Technology is the last, best hope for accessibility

Published: 13th March 2007

I've been feeling very angry lately.

It angers me when developers don't care about accessibility. It angers me more when developers pay lip-service to the idea without being prepared to do what's necessary to ensure that it happens. Server-side programmers who hide on the server and deny that the client-side matters; client-side programmers so obsessed with the latest cool thing, that they're quite happy to leave groups of people behind in the name of what's cutting-edge and sexy.

But technology is the last, best hope for accessibility. It's not like the physical world, where there are good, tangible reasons why some things can never be accessible. A person who's blind will never be able to drive a car manually; someone in a wheelchair will never be able to climb the steps of an ancient stone cathedral. Technology is not like the physical world — technology can take any shape. Technology is our slave, and we can make it do what we want. With technology there are no good reasons, only excuses.
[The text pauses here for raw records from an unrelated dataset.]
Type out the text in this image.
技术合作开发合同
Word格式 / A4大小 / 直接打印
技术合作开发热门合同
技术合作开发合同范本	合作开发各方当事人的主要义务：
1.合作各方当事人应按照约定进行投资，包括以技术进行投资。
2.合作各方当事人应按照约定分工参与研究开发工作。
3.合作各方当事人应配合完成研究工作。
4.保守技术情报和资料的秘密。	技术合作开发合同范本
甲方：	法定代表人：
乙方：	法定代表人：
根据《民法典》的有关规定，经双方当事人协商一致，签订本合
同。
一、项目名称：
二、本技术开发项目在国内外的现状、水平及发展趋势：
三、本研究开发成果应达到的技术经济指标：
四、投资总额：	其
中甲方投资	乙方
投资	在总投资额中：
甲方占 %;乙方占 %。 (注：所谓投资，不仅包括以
Here in Australia it's hit home like never before. Here there are people who live thousands of kilometres from anything, and without technology some of these people have no contact with the rest of the world at all. For anyone who's isolated — such as by disability, geography, mental or physical illness, or the need to care for others — the internet is quite literally a life-line. Without that life-line, these people are completely fucked. And these people are us — these people are me and you.

I don't care how difficult it is to make web content accessible — that's our problem. And it isn't that difficult anyway. Sure, new developments always raise new challenges, and some of those challenges are extremely tough. So what? Are we gonna shrug and say we don't care? Are we going to take away the life-line that technology has given so many people, just as it's starting to show its real value, because it's too difficult, not sexy enough, not cool, flashy or fun enough to be bothered? Are we — in the words of Bob Dylan — going to turn our heads and pretend that we just don't see?

I'm not. And I have no patience for anyone who is. If you're not producing accessible content — if you're not prepared to try — then you have no business in this industry at all.